Le brouillard donne sa place au soleil
et qui l'admire?
dépouillé comme un arbre
de toutes ses feuilles, de toute son ombre?
Ô souvenir! Ceux qui criaient.
Pour vivre ici
Je fis un feu, l'azur m'ayant abandonné,
Un feu pour être, son ami,
Un feu pour m'introduire dans la nuit d'hiver
Un feu pour vivre mieux.
Je lui donnai ce que le jour m'avait donné :
Les forêts, les buissons, les champs de blé, les vignes,
Les nids et leurs oiseaux, les maisons et leurs clés,
Les insectes, les fleurs, les fourrures, les fêtes.

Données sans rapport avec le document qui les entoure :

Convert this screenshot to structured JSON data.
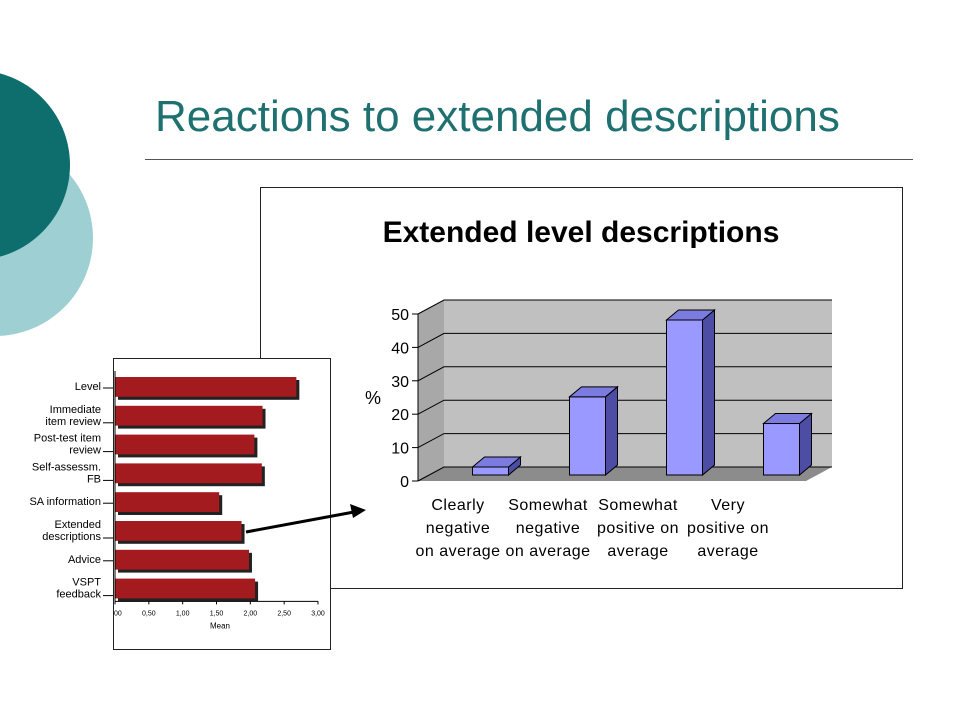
{
  "slide": {
    "title": "Reactions to extended descriptions"
  },
  "colors": {
    "accent_dark": "#0e6e6e",
    "accent_light": "#9ecfd2",
    "title_text": "#1f7070",
    "bar_main_front": "#9999ff",
    "bar_main_side": "#4d4da6",
    "bar_main_top": "#7b7be0",
    "bar_inset": "#a31a1f",
    "wall": "#c0c0c0",
    "floor": "#8c8c8c"
  },
  "chart_data": [
    {
      "type": "bar",
      "title": "Extended level descriptions",
      "ylabel": "%",
      "xlabel": "",
      "categories": [
        [
          "Clearly",
          "negative",
          "on average"
        ],
        [
          "Somewhat",
          "negative",
          "on average"
        ],
        [
          "Somewhat",
          "positive on",
          "average"
        ],
        [
          "Very",
          "positive on",
          "average"
        ]
      ],
      "values": [
        6,
        27,
        50,
        19
      ],
      "ylim": [
        0,
        50
      ],
      "yticks": [
        "0",
        "10",
        "20",
        "30",
        "40",
        "50"
      ],
      "grid": true,
      "legend": "none"
    },
    {
      "type": "bar",
      "orientation": "horizontal",
      "title": "",
      "xlabel": "Mean",
      "ylabel": "",
      "categories": [
        [
          "Level"
        ],
        [
          "Immediate",
          "item review"
        ],
        [
          "Post-test item",
          "review"
        ],
        [
          "Self-assessm.",
          "FB"
        ],
        [
          "SA information"
        ],
        [
          "Extended",
          "descriptions"
        ],
        [
          "Advice"
        ],
        [
          "VSPT",
          "feedback"
        ]
      ],
      "values": [
        2.68,
        2.18,
        2.06,
        2.17,
        1.54,
        1.87,
        1.98,
        2.07
      ],
      "xlim": [
        0,
        3
      ],
      "xticks": [
        "0,00",
        "0,50",
        "1,00",
        "1,50",
        "2,00",
        "2,50",
        "3,00"
      ],
      "legend": "none"
    }
  ]
}
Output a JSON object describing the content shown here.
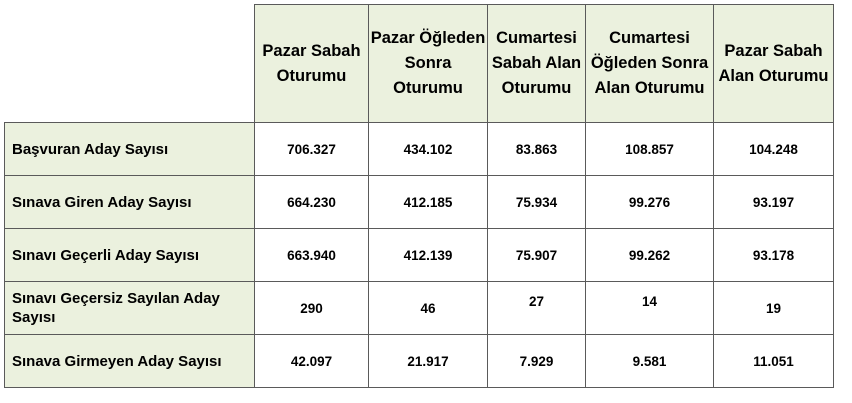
{
  "table": {
    "columns": [
      "Pazar Sabah Oturumu",
      "Pazar Öğleden Sonra Oturumu",
      "Cumartesi Sabah Alan Oturumu",
      "Cumartesi Öğleden Sonra Alan Oturumu",
      "Pazar Sabah Alan Oturumu"
    ],
    "rows": [
      {
        "label": "Başvuran Aday Sayısı",
        "values": [
          "706.327",
          "434.102",
          "83.863",
          "108.857",
          "104.248"
        ]
      },
      {
        "label": "Sınava Giren Aday Sayısı",
        "values": [
          "664.230",
          "412.185",
          "75.934",
          "99.276",
          "93.197"
        ]
      },
      {
        "label": "Sınavı Geçerli Aday Sayısı",
        "values": [
          "663.940",
          "412.139",
          "75.907",
          "99.262",
          "93.178"
        ]
      },
      {
        "label": "Sınavı Geçersiz Sayılan Aday Sayısı",
        "values": [
          "290",
          "46",
          "27",
          "14",
          "19"
        ]
      },
      {
        "label": "Sınava Girmeyen Aday Sayısı",
        "values": [
          "42.097",
          "21.917",
          "7.929",
          "9.581",
          "11.051"
        ]
      }
    ]
  }
}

Je vécus au seul bruit des flammes crépitantes,
Au seul parfum de leur chaleur;
J'étais comme un bateau coulant dans l'eau fermée,
Comme un mort je n'avais qu'un unique élément.
(Choix de Poèmes) (N.R.F.)
Suite
Dormir la lune dans un oeil et le soleil dans l'autre
Un amour dans la bouche un bel oiseau dans les cheveux
Parée comme les champs les bois les routes et la mer
Belle et parée comme le tour du monde
Puis à travers le paysage
Parmi les branches de fumée et tous les fruits du vent
Jambes de pierre aux bas de sable
Prise à la taille à tous les muscles de rivière
Et le dernier souci sur un visage transformé.
L'amoureuse
Elle est debout sur mes paupières
Et ses cheveux sont dans les miens,
Elle a la forme de mes mains,
Elle a la couleur de mes yeux,
Elle s'engloutit dans mon ombre
Comme une pierre sur le ciel.
Elle a toujours les yeux ouverts
Et ne me laisse pas dormir.
Ses rêves en pleine lumière
Font s'évaporer les soleils,
Me font rire, pleurer et rire,
Parler sans avoir rien à dire
(Capitale de la Douleur) (N.R.F.)
Je te l'ai dit
Je te l'ai dit pour les nuages
Je te l'ai dit pour l'arbre de la mer
Pour chaque vague pour les oiseaux dans les feuilles
Pour les cailloux du bruit
Pour les mains familières
Pour l'oeil qui devient visage ou paysage
Et le sommeil lui rend le ciel de sa couleur
Pour toute la nuit bue
Pour la grille des routes
Pour la fenêtre ouverte pour un front découvert
Je te l'ai dit pour tes pensées pour tes paroles
Toute caresse toute confiance se survivent.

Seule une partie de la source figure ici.